In a paper published in the journal Frontiers in Microbiology, the scientists explain that antibiotic-resistant infections kill more than a million people globally each year. For centuries, silver has been known to have antimicrobial properties. However, silver nanoparticles—microscopic spheres of silver small enough to operate at the cellular level—represent a new frontier in using the precious metal to fight bacteria.
In this study, the research team tested whether commercially available silver nanoparticles boost the power of antibiotics and enable these drugs to counter the very bacteria that have evolved to withstand them.

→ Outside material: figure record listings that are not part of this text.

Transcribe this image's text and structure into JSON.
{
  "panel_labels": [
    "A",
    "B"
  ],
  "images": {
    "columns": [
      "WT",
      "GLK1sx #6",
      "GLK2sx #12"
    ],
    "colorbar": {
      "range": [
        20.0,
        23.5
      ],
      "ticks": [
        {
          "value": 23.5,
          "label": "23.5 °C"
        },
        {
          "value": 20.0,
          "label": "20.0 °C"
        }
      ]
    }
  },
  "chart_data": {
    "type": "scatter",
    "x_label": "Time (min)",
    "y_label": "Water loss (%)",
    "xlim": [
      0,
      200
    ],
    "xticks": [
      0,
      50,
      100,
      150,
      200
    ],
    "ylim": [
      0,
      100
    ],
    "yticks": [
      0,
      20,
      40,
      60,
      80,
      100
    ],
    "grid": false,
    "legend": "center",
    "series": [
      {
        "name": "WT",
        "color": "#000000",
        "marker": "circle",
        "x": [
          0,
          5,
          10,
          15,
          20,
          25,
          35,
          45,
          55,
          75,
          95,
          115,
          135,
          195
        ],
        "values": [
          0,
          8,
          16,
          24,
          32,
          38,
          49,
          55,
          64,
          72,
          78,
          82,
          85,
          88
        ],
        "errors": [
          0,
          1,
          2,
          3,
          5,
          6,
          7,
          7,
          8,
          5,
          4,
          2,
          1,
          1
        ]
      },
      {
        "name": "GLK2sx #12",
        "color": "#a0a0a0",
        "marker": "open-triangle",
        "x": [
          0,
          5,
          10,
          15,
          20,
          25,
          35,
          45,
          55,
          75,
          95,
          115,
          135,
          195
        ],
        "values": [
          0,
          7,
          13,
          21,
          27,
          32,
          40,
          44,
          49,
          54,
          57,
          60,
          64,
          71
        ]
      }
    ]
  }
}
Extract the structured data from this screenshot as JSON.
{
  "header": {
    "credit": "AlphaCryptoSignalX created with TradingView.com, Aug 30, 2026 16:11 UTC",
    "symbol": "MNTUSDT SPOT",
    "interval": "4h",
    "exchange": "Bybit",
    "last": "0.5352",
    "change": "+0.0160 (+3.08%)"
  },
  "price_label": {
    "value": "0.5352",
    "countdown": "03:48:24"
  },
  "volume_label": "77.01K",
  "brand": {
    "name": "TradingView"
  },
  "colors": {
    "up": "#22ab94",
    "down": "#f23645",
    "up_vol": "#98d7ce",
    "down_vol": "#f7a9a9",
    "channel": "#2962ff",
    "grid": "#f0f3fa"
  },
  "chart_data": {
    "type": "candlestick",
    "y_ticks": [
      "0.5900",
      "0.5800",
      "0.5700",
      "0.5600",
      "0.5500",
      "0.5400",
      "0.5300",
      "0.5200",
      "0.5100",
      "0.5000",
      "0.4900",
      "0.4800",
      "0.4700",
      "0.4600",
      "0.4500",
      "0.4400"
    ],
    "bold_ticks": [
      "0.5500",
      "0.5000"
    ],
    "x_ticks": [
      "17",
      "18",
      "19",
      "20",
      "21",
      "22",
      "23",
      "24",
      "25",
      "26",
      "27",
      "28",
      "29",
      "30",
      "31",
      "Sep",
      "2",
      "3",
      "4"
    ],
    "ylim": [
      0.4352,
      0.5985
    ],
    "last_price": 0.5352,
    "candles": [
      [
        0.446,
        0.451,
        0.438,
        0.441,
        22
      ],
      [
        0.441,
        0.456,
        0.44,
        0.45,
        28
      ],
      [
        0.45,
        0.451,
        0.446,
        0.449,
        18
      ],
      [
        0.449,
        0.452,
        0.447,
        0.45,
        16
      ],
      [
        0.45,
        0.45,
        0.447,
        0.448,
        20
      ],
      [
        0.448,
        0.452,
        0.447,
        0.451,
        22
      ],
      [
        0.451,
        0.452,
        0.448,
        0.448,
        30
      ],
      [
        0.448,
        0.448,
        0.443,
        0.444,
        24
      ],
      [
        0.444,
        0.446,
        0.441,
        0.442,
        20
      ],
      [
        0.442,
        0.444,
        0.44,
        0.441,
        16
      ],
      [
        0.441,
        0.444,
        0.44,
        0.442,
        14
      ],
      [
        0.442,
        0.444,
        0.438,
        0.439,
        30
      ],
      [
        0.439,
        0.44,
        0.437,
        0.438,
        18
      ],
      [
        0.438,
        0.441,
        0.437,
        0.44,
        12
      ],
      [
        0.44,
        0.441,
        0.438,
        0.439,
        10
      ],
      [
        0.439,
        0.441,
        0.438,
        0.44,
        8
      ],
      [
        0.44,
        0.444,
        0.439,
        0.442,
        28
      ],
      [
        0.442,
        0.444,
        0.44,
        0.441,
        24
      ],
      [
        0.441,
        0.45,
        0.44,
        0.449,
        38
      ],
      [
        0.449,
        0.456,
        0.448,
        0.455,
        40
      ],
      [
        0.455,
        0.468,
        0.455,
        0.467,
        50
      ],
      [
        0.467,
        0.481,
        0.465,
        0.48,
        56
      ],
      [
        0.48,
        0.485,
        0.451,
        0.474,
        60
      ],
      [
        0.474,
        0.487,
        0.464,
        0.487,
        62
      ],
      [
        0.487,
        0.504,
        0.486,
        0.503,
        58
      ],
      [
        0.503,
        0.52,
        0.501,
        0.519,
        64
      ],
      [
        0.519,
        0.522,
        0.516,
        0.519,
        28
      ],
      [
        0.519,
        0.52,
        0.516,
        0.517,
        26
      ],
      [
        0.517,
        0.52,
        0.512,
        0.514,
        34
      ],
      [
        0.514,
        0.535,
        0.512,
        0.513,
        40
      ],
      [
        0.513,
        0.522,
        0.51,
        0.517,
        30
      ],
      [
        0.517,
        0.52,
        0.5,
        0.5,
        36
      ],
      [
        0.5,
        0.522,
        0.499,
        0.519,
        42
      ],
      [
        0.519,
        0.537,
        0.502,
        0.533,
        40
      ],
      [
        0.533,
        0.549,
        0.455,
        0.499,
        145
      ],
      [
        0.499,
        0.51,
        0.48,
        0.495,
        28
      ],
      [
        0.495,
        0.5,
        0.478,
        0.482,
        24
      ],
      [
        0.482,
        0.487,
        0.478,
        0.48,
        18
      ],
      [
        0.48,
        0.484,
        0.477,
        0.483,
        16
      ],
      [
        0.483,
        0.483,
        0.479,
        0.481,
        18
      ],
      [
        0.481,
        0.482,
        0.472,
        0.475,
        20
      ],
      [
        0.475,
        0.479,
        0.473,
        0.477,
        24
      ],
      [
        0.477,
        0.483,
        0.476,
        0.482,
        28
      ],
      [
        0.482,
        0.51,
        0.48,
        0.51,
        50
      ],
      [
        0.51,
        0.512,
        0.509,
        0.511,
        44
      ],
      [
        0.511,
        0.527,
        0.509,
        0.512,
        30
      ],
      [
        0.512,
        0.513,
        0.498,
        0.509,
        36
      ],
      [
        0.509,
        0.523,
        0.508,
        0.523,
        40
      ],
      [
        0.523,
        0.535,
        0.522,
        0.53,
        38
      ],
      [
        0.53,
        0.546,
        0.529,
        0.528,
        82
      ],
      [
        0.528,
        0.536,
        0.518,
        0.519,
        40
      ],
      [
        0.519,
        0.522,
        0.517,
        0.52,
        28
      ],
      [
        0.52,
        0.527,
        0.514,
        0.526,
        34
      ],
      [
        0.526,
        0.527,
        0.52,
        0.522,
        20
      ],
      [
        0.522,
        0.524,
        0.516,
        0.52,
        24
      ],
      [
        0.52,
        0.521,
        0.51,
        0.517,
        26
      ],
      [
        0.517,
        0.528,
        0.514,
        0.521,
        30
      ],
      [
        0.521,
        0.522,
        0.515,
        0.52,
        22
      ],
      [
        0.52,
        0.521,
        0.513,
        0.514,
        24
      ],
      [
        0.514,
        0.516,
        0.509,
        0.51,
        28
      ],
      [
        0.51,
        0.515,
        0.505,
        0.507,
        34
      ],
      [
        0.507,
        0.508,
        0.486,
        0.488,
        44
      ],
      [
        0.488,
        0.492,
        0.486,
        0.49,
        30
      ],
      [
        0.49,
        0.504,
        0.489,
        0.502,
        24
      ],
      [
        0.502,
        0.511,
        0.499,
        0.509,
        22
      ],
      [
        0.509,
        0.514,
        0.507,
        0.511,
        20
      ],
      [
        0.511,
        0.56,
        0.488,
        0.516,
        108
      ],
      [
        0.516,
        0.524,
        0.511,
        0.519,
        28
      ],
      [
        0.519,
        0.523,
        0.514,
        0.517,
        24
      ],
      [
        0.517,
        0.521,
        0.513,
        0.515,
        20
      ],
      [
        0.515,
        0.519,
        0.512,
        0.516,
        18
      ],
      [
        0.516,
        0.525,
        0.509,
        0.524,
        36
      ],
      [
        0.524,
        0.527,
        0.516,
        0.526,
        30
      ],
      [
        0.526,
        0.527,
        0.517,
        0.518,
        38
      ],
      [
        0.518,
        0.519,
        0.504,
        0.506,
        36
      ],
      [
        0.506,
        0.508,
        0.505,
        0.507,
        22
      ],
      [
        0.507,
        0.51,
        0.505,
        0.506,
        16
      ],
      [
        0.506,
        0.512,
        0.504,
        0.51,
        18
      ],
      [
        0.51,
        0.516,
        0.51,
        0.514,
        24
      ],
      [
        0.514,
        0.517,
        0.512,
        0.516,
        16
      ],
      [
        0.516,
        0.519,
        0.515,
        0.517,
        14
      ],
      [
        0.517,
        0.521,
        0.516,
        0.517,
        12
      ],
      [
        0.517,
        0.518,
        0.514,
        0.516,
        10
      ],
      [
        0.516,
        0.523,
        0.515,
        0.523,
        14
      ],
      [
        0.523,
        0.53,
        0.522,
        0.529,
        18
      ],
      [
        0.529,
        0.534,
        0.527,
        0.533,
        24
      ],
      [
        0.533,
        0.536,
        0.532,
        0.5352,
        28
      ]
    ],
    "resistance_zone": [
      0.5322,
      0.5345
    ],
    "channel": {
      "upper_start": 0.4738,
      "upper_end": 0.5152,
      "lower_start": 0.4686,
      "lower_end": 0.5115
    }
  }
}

“We found that the silver nanoparticles and a common class of broad-spectrum antibiotics called aminoglycosides work together synergistically,” Daniel Czyż, senior author of the study, said in a media statement. “When combined with a small amount of silver nanoparticles, the amount of antibiotic needed to inhibit the bacteria decreased 22-fold, which tells us that the nanoparticles make the drug much more potent.
According to Czyż, aminoglycosides can have negative side effects, so using silver nanoparticles could allow for a lower dose of antibiotic, reducing those side effects.
Czyż and the study’s lead author Autumn Dove pointed out that over the last several decades, overuse of antibiotics had led to the emergence of antibiotic-resistant bacteria and a decline in the effectiveness of traditional antibiotic drugs. The new findings indicate that silver nanoparticles have the potential to renew the effectiveness of some of these drugs.
“Let’s say you get a bad burn on your hand, and it gets infected with one of these resistant strains of bacteria,” Dove said. “It’s possible that dressing that burn with a combination of silver nanoparticles and antibiotics could both clear that infection and prevent those resistant bacteria from spreading elsewhere.”
Though antibiotics mainly target bacteria, they can also damage human and animal cells. Using a microscopic worm called C. elegans, the researchers confirmed that the silver nanoparticles did not also make the antibiotic more toxic to non-bacterial cells.
Building on these results, the scientists’ next plan is to seek FDA authorization for clinical trials and work with the University of Florida’s Innovate to patent an antimicrobial product that uses silver nanoparticles.